The catalyst for much of that change to come is Rabbi Ronald Hoffberg, who came to Prague a year ago as a representative of the Masorti movement in the Czech Republic.
Rabbi Hoffberg conducted the conversion classes and said there are another half-dozen or so conversion students still studying with him.
Asked about the lack of recognition of the converts by the Orthodox, Rabbi Hoffberg noted that the child of Jewish parents has been enrolled as a member of the community but not his parents. They were denied admission because their own parents had destroyed all records of their Jewish heritage to keep them from the Nazis.
Rabbi Sacks, who said the 20 converts had to go to Krakow when they were denied use of the mikveh in Wroclaw, noted that the conversion there was almost blocked by the director of religious programming for the Lauder Foundation in Krakow, Sasha Pecaric, who led a demonstration outside the mikveh and tried to talk the conversion students out of it because an Orthodox rabbi was not officiating.

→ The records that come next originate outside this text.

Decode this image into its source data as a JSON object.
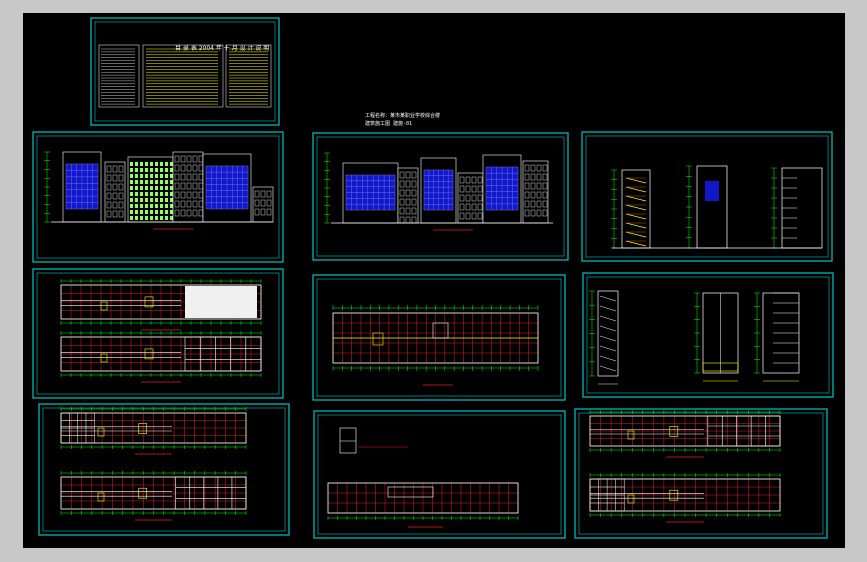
{
  "app": {
    "background_color": "#000000",
    "frame_color": "#00c8c8",
    "grid_color": "#e02020",
    "wall_color": "#ffffff",
    "dim_color": "#00ff00",
    "accent_yellow": "#ffff00",
    "glass_blue": "#1018c8"
  },
  "sheets": [
    {
      "name": "cover-index",
      "title": "目 录 表 2004 年 十 月 设 计 说 明"
    },
    {
      "name": "elevation-south"
    },
    {
      "name": "elevation-north",
      "caption_line1": "工程名称：某市某职业学校综合楼",
      "caption_line2": "建筑施工图  建施-01"
    },
    {
      "name": "elevation-sections"
    },
    {
      "name": "plan-floors-1-2"
    },
    {
      "name": "plan-site"
    },
    {
      "name": "section-stairs"
    },
    {
      "name": "plan-floors-3-4"
    },
    {
      "name": "plan-roof"
    },
    {
      "name": "plan-floors-5-6"
    }
  ]
}
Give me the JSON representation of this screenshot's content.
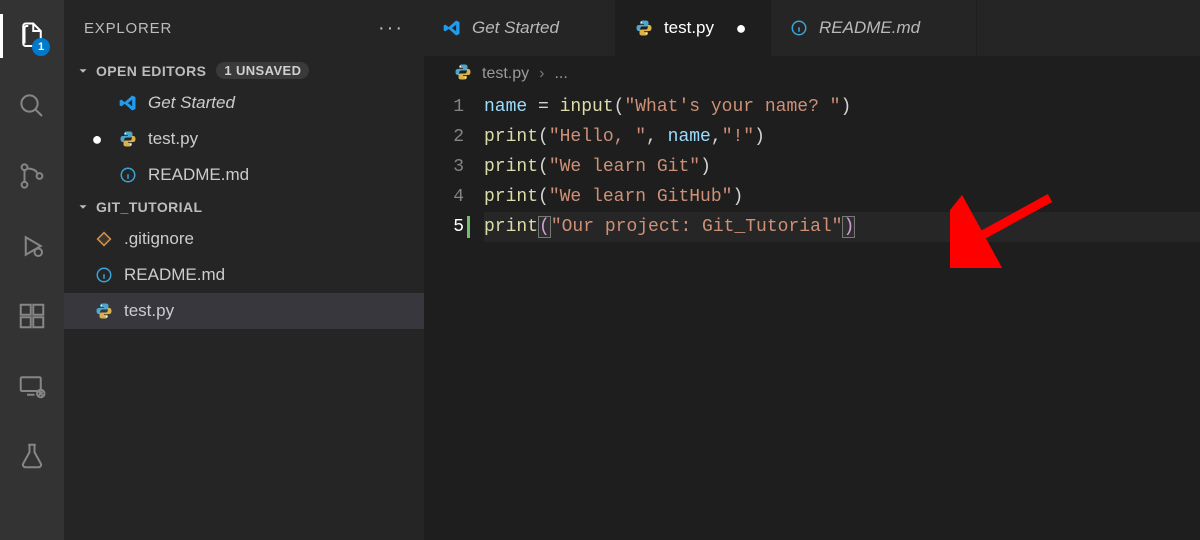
{
  "activity_bar": {
    "explorer_badge": "1"
  },
  "sidebar": {
    "title": "EXPLORER",
    "sections": {
      "open_editors": {
        "label": "OPEN EDITORS",
        "unsaved_label": "1 UNSAVED",
        "items": [
          {
            "label": "Get Started",
            "icon": "vscode",
            "italic": true,
            "modified": false
          },
          {
            "label": "test.py",
            "icon": "python",
            "italic": false,
            "modified": true
          },
          {
            "label": "README.md",
            "icon": "info",
            "italic": false,
            "modified": false
          }
        ]
      },
      "folder": {
        "label": "GIT_TUTORIAL",
        "items": [
          {
            "label": ".gitignore",
            "icon": "git",
            "selected": false
          },
          {
            "label": "README.md",
            "icon": "info",
            "selected": false
          },
          {
            "label": "test.py",
            "icon": "python",
            "selected": true
          }
        ]
      }
    }
  },
  "tabs": [
    {
      "label": "Get Started",
      "icon": "vscode",
      "active": false,
      "italic": true,
      "modified": false
    },
    {
      "label": "test.py",
      "icon": "python",
      "active": true,
      "italic": false,
      "modified": true
    },
    {
      "label": "README.md",
      "icon": "info",
      "active": false,
      "italic": false,
      "modified": false
    }
  ],
  "breadcrumb": {
    "file_icon": "python",
    "file": "test.py",
    "rest": "..."
  },
  "code": {
    "active_line": 5,
    "lines": [
      [
        {
          "c": "tk-var",
          "t": "name"
        },
        {
          "c": "tk-op",
          "t": " = "
        },
        {
          "c": "tk-func",
          "t": "input"
        },
        {
          "c": "tk-paren",
          "t": "("
        },
        {
          "c": "tk-str",
          "t": "\"What's your name? \""
        },
        {
          "c": "tk-paren",
          "t": ")"
        }
      ],
      [
        {
          "c": "tk-func",
          "t": "print"
        },
        {
          "c": "tk-paren",
          "t": "("
        },
        {
          "c": "tk-str",
          "t": "\"Hello, \""
        },
        {
          "c": "tk-punct",
          "t": ", "
        },
        {
          "c": "tk-var",
          "t": "name"
        },
        {
          "c": "tk-punct",
          "t": ","
        },
        {
          "c": "tk-str",
          "t": "\"!\""
        },
        {
          "c": "tk-paren",
          "t": ")"
        }
      ],
      [
        {
          "c": "tk-func",
          "t": "print"
        },
        {
          "c": "tk-paren",
          "t": "("
        },
        {
          "c": "tk-str",
          "t": "\"We learn Git\""
        },
        {
          "c": "tk-paren",
          "t": ")"
        }
      ],
      [
        {
          "c": "tk-func",
          "t": "print"
        },
        {
          "c": "tk-paren",
          "t": "("
        },
        {
          "c": "tk-str",
          "t": "\"We learn GitHub\""
        },
        {
          "c": "tk-paren",
          "t": ")"
        }
      ],
      [
        {
          "c": "tk-func",
          "t": "print"
        },
        {
          "c": "tk-bracket",
          "t": "("
        },
        {
          "c": "tk-str",
          "t": "\"Our project: Git_Tutorial\""
        },
        {
          "c": "tk-bracket",
          "t": ")"
        }
      ]
    ]
  }
}
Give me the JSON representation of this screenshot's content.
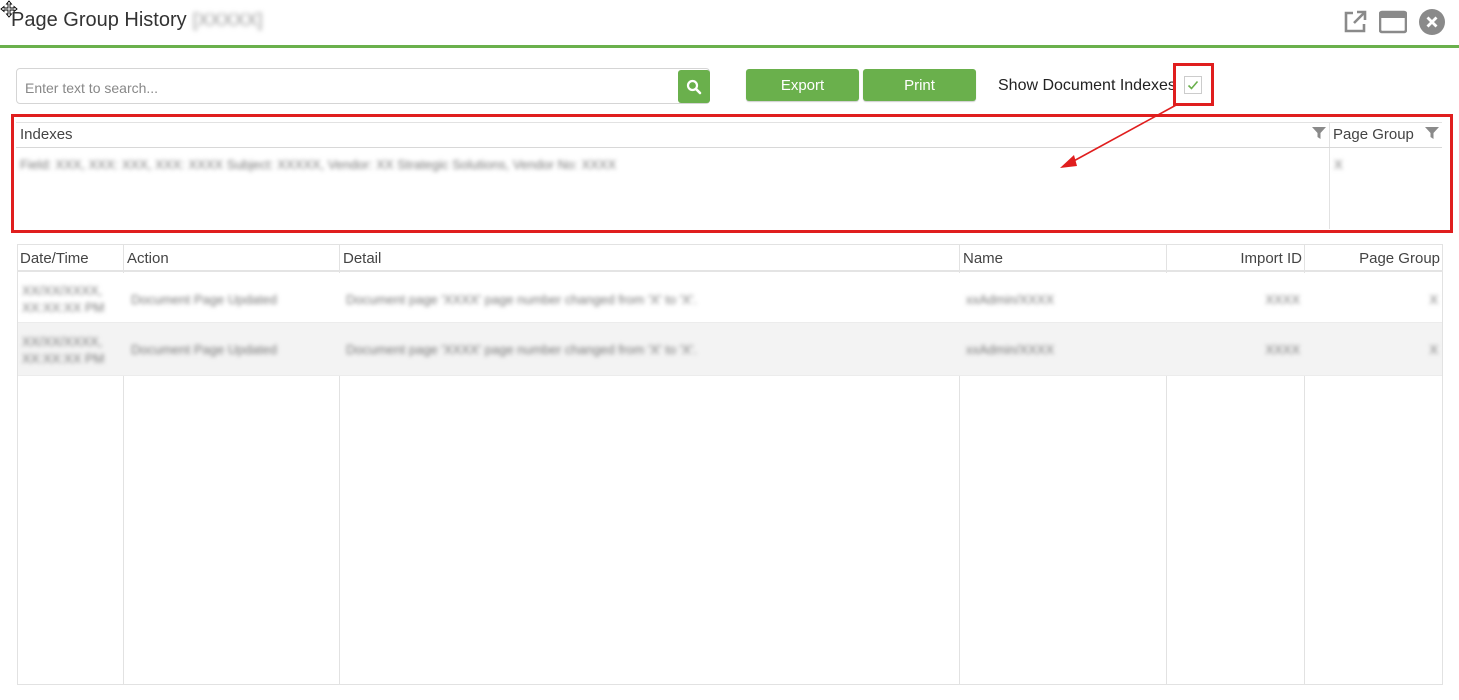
{
  "window": {
    "title": "Page Group History",
    "title_id": "[XXXXX]",
    "icons": [
      "move-cursor-icon",
      "popout-icon",
      "maximize-icon",
      "close-icon"
    ]
  },
  "toolbar": {
    "search_placeholder": "Enter text to search...",
    "search_value": "",
    "export_label": "Export",
    "print_label": "Print",
    "show_indexes_label": "Show Document Indexes",
    "show_indexes_checked": true
  },
  "indexes_table": {
    "columns": [
      "Indexes",
      "Page Group"
    ],
    "rows": [
      {
        "indexes": "Field: XXX, XXX: XXX, XXX: XXXX Subject: XXXXX, Vendor: XX Strategic Solutions, Vendor No: XXXX",
        "page_group": "X"
      }
    ]
  },
  "history_table": {
    "columns": [
      "Date/Time",
      "Action",
      "Detail",
      "Name",
      "Import ID",
      "Page Group"
    ],
    "rows": [
      {
        "datetime_line1": "XX/XX/XXXX,",
        "datetime_line2": "XX:XX:XX PM",
        "action": "Document Page Updated",
        "detail": "Document page 'XXXX' page number changed from 'X' to 'X'.",
        "name": "xxAdmin/XXXX",
        "import_id": "XXXX",
        "page_group": "X"
      },
      {
        "datetime_line1": "XX/XX/XXXX,",
        "datetime_line2": "XX:XX:XX PM",
        "action": "Document Page Updated",
        "detail": "Document page 'XXXX' page number changed from 'X' to 'X'.",
        "name": "xxAdmin/XXXX",
        "import_id": "XXXX",
        "page_group": "X"
      }
    ]
  },
  "colors": {
    "accent": "#6ab04c",
    "annotation": "#e01e1e"
  }
}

“With almost no Jews in Poland, we have Jews who are belittling other Jews,” he said.
Pecaric did not return several messages left on his phone.
Rabbi Sacks observed that the Jews of Eastern Europe are so starved for their heritage, that last year a group got together on the eve of Yom Kippur in a community that had no rabbi to lead them in worship services. So instead they listened to a record of Du Du Fisher chanting the Kol Nidre prayer.